T1 characteristics of interstitial pulmonary fibrosis on 3T MRI-a predictor of early interstitial change?

BACKGROUND

Computed tomography (CT) is routinely used for diagnosis and characterisation of idiopathic pulmonary fibrosis (IPF). The technique however has limited sensitivity in detection and monitoring of early fibrotic changes. The aim of this study was to evaluate T1 characteristics in the radiologically diseased lung parenchyma in IPF patient compared to apparently normal parenchyma in both interstitial lung disease (ILD) patients and healthy volunteers and to investigate the feasibility of the technique in prediction of early fibrotic lung changes that may not be visible on CT.

METHODS

Ten patients with IPF underwent high resolution computed tomography (HRCT) and magnetic resonance imaging (MRI) on the same day of attendance. 3T MRI was repeated in seven patients with IPF to test the reproducibility of results. The control group included healthy volunteers (n=10). A modified look-locker inversion-recovery (MOLLI) sequence (124×192 acquisition matrix; 8 mm slice) was performed during a 15-20 s breathhold in a single slice. The position of MR slice was pre-selected where there was CT evidence of normal and fibrotic lung. MOLLI imaging was performed prior to the contrast administration, and at 15, 25, 30 and 35 min post Gadolinium. The imaging data were then processed with a curve-fitting technique to estimate T1 values. T1 values of the apparent fibrotic and normal lung in IPF patients and normal lung were compared.

RESULTS

Fibrotic lung had a higher pre-contrast T1 than either morphologically normal lung in ILD patients or control lung (P=0.02) in healthy volunteers (1309±123, 1069±71, and 1011±172 ms, respectively). Morphologically normal lung T1 and control lung T1 were not significantly different pre-contrast, however, at 10 min after administration of Gadolinium, control lung had a significantly shorter T1 than either fibrotic or morphologically normal lung (494±34, 670±63, and 619±41 ms, respectively; P=0.001).
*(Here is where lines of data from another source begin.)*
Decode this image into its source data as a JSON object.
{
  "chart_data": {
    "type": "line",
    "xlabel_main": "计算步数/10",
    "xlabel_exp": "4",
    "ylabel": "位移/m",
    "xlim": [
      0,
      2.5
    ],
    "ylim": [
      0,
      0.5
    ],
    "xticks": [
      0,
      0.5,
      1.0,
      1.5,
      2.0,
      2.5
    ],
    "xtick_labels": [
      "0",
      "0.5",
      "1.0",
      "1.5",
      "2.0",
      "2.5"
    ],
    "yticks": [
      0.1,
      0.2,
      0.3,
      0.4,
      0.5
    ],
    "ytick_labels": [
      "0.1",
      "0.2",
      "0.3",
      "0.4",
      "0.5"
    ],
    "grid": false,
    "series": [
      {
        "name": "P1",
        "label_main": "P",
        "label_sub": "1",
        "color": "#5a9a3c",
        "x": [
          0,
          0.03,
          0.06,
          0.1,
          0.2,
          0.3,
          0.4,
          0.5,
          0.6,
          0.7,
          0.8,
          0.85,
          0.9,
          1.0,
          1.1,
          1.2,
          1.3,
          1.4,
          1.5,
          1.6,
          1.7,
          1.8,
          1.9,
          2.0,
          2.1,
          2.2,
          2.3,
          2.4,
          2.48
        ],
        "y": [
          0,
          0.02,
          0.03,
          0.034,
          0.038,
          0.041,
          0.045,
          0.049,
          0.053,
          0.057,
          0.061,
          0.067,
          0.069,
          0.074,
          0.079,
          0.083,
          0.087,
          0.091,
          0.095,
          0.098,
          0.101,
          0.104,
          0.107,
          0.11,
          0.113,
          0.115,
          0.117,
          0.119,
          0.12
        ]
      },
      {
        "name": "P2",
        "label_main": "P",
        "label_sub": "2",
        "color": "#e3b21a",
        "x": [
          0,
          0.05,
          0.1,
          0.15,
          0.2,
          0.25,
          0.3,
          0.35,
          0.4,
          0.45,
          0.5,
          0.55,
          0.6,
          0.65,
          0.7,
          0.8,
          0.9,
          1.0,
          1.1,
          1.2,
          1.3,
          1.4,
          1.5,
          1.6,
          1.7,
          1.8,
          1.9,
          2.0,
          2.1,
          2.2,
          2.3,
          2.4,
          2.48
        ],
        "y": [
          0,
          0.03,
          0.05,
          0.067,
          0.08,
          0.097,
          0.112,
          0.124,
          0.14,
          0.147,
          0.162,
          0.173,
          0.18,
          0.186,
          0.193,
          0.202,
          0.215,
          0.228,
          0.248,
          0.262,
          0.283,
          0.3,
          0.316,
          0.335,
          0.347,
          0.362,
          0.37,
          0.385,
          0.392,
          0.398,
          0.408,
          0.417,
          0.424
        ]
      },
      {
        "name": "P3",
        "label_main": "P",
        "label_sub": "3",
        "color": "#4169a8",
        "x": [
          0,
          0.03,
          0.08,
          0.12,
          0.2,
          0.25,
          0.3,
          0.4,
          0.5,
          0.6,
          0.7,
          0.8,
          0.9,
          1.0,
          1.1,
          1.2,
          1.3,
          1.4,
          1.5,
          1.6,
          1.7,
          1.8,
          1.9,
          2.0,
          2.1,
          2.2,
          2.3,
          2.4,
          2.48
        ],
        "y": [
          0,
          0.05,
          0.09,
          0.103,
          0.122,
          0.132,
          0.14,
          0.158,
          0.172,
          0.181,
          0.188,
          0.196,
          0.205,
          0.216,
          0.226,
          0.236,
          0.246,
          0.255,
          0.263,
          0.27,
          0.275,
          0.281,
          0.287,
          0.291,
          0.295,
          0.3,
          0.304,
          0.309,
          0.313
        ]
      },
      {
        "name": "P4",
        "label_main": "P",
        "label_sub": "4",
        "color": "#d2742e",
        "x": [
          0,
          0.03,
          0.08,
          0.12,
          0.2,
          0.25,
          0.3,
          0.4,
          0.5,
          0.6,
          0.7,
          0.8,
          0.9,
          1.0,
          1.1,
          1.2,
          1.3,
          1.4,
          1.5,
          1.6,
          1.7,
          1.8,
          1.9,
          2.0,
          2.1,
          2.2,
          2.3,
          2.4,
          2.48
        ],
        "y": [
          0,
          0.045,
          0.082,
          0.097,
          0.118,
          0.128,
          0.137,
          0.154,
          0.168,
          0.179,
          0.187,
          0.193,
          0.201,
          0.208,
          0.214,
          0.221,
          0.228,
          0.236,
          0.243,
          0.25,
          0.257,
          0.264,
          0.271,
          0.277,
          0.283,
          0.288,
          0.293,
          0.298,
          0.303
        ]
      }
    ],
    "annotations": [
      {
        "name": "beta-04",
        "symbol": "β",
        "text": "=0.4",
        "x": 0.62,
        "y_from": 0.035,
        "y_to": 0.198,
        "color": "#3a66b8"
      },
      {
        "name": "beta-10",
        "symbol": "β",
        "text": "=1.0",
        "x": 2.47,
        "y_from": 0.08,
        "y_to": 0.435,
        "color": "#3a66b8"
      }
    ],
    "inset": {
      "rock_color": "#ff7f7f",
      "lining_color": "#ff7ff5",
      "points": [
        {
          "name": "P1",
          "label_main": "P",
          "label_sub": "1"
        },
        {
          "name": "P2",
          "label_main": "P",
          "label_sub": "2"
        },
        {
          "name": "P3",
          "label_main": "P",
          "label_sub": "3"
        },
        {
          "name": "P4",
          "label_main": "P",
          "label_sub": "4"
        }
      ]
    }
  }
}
T1 for fibrotic lung continued to decrease until 20 min after contrast agent administration (P≤0.0001), whereas morphologically normal lung T1 did not significantly change after 10 min (P>0.3). This indicates delayed uptake of contrast agent in the fibrotic lung compared with morphologically normal lung.

CONCLUSIONS

T1 mapping of patients with IPF at 3T is feasible and demonstrates a significant difference between fibrotic lung tissue and morphologically normal lung tissue both before Gadolinium administration and at 10 min delayed post-contrast images. The technique is able to evaluate early fibrosis in patients with apparently morphologically normal lung.